Playing a little devil's advocate


To the editor:

I am so close to the ninth decade of my life. It’s barely a blink of the eye away.

In that time, I cannot recall (in whatever memory that is still left to me) a president that has, to such a great extent, polarized this nation as has President Trump.

Some persons, including those beloved to me, can barely deal with mentioning his name, much less having a discussion about him. To one such person, so livid in their feelings, I decided to play devil’s advocate in support of President Trump’s policies.

“I think the president is right,” I suggested, “in wanting better international trade deals.”

China has demanded American companies must surrender to China its technology in order to buy their products. This country has educated tens of thousands (if not hundreds of thousands) of their most talented students, and then outbid us in procuring their talents back home, making some of them multi-billionaires. So much for China’s socialism!

China’s government subsidized many of its nation’s products and then sells them below their cost of production (a practice called “dumping”) forcing American manufacturers out of business, also responsible for American workers out of jobs.

Last, but not least, China is the producer of fentanyl that, when added to opioids, so intensifies the strength of opioids, that it is largely the cause of opioid death of 72,000 in America in 2017.

To add unfair trade practices, Canada’s imposed 300 percent tariff on dairy products.

“And how about President Trump recognizing Jerusalem as the capital of Israel?” I added. “Doesn’t every nation have the right to decide where it wants to locate its own capital?”

In 1995, when Congress overwhelmingly voted in favor of the relocation of Israel’s capital, every major presidential candidate promised to do so. But none actually did — until President Trump. Were they simply angling for votes, knowing that it was favored by a large majority of Americans?

“Well,” the other person contended, “even a broken clock is correct twice.”

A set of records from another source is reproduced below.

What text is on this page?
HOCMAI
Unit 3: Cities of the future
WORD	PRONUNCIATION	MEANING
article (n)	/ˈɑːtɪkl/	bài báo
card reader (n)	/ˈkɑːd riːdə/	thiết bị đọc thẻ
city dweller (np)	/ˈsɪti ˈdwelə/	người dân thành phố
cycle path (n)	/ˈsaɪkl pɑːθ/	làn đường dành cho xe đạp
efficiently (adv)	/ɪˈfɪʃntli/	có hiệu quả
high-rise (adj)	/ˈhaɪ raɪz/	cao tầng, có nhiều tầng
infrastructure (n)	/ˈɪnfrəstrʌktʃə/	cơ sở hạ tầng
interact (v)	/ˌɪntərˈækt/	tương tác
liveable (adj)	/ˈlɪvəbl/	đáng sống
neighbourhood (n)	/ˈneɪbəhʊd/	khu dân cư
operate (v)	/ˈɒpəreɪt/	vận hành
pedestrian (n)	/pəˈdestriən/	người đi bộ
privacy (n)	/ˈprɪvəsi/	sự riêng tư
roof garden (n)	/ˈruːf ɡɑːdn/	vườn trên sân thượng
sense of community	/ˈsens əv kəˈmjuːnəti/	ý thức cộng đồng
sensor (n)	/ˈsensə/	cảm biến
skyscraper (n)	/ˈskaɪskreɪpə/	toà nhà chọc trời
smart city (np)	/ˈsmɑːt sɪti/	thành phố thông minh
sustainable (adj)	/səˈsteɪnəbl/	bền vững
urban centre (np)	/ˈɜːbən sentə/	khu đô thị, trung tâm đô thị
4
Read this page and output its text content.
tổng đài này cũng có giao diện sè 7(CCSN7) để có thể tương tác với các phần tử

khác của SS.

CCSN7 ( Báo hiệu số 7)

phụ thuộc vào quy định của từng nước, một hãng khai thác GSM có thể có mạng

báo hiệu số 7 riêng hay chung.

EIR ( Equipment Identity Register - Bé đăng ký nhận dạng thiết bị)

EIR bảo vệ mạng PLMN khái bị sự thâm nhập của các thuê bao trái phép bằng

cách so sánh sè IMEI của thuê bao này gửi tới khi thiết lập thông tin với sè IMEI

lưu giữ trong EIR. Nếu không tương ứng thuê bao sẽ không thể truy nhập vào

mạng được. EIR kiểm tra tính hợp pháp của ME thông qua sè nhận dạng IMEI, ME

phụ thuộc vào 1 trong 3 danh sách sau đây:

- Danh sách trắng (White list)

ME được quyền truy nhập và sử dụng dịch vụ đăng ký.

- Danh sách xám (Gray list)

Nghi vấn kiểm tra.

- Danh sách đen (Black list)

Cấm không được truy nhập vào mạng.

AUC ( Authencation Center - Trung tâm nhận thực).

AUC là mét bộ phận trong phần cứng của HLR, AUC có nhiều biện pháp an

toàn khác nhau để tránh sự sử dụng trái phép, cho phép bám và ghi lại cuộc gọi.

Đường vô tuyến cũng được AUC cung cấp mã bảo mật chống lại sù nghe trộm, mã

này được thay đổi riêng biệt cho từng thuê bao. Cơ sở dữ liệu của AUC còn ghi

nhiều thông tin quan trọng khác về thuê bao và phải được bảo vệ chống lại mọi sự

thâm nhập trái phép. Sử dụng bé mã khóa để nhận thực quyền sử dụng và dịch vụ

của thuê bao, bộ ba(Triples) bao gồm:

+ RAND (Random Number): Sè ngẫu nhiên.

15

I took up that challenge as well. “America rescued a shattered world economy, and promoted liberal democracy after World War II. Besides tolerating unfair trade policies, it spent many trillions of dollars since World War II making it possible for democracies to win the Cold War. Many of these nations have prospered, but have not honored their commitment to meet their fair share of the cost of heirloom defense. Is it any wonder that America has a national debt of approximately $22 trillion?”

“I can name a number of other issues on which President Trump has acted appropriately. But since I never heard of a broken clock that is correct more than twice, is it wrong on countless other times?”

“Tell me,” I said. “Has Trump been wrong that many times?”

“Oops,” my challenger declared. “My cell phone battery is running low. We’ll have to continue our conversation another time.”

“Sure,” I replied. “And in case you have a problem coming up with responses, I believe I can give you plenty of help. Hello? Hello? Hello? Oh well, so much for cell phones made in China.”

Apparently, the broken clock analogy to President Trump’s derring-do seems to be a broken analogy in itself. It is certainly wrong countless other times. Perhaps readers of The Riverdale Press can recommend better analogies.